Рыжий запрокинул голову и, мелко шагая, вышел из комнаты.
Мосол крякнул, поднял мочалку Мальчика и стал водить ее там, где Мальчик уже вымыл начисто и вытер насухо.
— Ты посиди, Мальчик, отдохни. Я то сначала думал, что Рыжий тебя поколотит — он вон какой толстый стал, а ты взял и ловко его того.

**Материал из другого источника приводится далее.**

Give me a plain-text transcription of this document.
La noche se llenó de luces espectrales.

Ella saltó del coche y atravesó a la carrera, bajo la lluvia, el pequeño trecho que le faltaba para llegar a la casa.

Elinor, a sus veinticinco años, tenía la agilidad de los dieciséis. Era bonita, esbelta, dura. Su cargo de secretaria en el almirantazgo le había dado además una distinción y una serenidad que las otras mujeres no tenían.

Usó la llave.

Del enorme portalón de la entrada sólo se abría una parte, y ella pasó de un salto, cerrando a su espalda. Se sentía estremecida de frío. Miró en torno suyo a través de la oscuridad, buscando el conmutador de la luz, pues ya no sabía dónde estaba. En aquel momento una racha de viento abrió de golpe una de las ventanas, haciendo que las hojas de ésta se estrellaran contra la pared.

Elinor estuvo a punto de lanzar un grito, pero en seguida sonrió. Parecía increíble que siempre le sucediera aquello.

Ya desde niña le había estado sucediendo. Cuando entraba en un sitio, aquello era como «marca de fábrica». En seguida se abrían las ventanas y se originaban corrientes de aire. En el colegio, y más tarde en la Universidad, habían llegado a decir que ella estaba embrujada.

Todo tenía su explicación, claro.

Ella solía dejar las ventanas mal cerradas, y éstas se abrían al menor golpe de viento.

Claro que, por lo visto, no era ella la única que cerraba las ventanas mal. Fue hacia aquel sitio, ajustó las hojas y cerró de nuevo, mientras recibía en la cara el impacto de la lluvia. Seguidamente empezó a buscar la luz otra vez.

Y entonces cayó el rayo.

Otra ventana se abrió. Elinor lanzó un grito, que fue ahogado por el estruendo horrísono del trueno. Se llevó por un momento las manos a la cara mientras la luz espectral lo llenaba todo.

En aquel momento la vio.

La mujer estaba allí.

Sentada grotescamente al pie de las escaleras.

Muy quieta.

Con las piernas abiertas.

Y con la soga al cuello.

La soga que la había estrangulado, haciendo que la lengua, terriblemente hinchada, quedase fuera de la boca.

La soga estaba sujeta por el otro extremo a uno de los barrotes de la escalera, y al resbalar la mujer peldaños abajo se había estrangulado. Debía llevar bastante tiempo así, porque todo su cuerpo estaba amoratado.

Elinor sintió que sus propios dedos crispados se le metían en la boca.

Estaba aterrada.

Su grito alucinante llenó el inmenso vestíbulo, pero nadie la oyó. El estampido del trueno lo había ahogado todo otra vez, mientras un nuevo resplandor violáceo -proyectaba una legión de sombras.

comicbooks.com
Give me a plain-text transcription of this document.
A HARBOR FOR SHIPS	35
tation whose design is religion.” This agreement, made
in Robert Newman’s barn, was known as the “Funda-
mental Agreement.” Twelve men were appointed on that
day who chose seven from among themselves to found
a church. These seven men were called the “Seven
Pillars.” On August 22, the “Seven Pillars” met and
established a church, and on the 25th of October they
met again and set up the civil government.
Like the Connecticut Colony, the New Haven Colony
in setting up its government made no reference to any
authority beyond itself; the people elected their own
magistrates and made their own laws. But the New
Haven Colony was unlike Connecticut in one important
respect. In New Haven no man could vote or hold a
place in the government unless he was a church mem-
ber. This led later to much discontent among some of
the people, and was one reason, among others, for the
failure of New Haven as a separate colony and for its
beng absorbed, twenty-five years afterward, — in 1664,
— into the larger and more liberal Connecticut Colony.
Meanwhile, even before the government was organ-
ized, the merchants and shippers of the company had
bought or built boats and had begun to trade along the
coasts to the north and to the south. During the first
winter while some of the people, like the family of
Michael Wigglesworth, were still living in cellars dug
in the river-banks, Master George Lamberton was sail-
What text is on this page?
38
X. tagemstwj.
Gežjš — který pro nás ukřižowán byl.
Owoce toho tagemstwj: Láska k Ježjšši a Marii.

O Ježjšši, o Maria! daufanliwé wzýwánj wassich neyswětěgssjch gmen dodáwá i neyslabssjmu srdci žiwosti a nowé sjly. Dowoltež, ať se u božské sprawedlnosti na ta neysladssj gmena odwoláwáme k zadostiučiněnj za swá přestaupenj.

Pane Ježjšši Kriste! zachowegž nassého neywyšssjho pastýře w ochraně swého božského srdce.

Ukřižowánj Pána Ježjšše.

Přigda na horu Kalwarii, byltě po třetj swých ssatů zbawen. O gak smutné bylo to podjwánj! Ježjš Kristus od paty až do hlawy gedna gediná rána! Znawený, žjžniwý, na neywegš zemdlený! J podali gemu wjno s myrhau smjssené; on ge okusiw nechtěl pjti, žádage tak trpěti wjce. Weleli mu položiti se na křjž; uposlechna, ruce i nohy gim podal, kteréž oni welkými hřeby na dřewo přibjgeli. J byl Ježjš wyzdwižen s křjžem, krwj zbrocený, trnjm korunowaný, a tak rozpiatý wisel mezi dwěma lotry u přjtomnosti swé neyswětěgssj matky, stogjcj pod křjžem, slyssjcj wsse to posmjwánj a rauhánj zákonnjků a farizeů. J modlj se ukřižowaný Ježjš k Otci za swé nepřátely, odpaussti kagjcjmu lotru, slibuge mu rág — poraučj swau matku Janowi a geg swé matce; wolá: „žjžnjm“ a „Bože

— У него слабое самообладание.
У Мальчика не было аппетита, он вяло размазывал по краям тарелки кашу и старался не глядеть на постоянно подмигивающего ему Спицу. Рыжий незаметно всыпал Дрылю в чай половину солонки. Луст, когда Стероид приподнялся, потянувшись за хлебом, быстро положил на его место две ложки каши. Колпак все быстро съел и в ожидании команды подъема из-за стола тихонечко захрапел. Джим стукнул ложкой Зубу по лбу, и тот задумался: разжевывать во рту плотный комок каши или попытаться незаметно его проглотить, чтобы не нервировать Джима. Мосол дергал за рукав Чаку и кивал в сторону Колпака. Чака смотрел на Карасика и, изображая ненависть, щурил глаза и надувал щеки. В камеру влетел раздатчик Ротербанд и завопил:
— Чтобы никто не шевелился! Чтобы никто не шелохнулся! Чтобы никто и ничего! Потому что надзиратель будет проходить!
Ротербанд вылетел из камеры и через какое-то время в нее быстро вошел стражник Кирпич и крикнул:
— Если кто издаст звук, когда будет проходить надзиратель — я за себя не ручаюсь, я вам мигом, в конце концов!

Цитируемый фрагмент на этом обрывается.